Toss… turn… kick at the blanket… flop on the belly… bury the head in the pillow. Henry’s arm pokes out from under the covers. He pats the mattress, feeling for his phone somewhere along the edge of the bed. His hand finds it, drags it under the pillow. Henry opens one sluggish eye, peeks at the time. Four thirty-eight. He’s been in bed since eleven. Tossing and turning, flipping and flopping. For the dozenth time, he yells to his brain, Sleep, godammit!
Henry flops onto his back, straightens his legs, props a pillow under his knees. With one hand on his chest and the other on his stomach, he slows his breathing, counts his breaths. In through the nose… out through the mouth. Inhale… exhale… The exhales last longer than the inhales.

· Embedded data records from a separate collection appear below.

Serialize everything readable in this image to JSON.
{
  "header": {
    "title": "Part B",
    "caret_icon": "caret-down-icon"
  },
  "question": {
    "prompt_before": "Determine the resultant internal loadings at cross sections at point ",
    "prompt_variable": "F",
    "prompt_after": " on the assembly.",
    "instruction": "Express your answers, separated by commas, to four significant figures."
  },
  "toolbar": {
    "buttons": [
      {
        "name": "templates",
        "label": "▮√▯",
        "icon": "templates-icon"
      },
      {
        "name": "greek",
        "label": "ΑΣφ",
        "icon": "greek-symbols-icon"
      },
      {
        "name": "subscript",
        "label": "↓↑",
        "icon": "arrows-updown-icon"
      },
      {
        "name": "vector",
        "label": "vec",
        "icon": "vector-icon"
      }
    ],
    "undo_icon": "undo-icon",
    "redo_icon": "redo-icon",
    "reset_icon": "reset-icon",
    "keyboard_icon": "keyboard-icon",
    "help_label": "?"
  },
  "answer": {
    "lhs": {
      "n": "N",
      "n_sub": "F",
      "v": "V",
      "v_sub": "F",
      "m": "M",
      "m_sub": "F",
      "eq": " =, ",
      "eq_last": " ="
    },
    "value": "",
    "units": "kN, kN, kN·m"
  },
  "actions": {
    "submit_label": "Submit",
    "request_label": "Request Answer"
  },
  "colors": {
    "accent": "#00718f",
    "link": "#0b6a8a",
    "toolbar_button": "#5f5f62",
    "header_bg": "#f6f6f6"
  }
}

Soon the breathing is pushed into the background, and Henry is sketching buildings and bridges—a whole city—in his mind. The practice has often calmed him, given him peace. Now he colors in the buildings, adds some landscaping, draws the happy people he imagines would be living in his designs.
But it’s not working. And this is his third try. He must be trying too hard.
He stops the construction in his mind and opens his eyes. Stares at the ceiling. Once again, Henry tries to slow his breathing. Please… he begs his brain. He checks the time: five twenty-one. Please, please… Instead, the more he pleads, the more his breathing quickens, shallow and short-winded, until great tremors quake in his chest.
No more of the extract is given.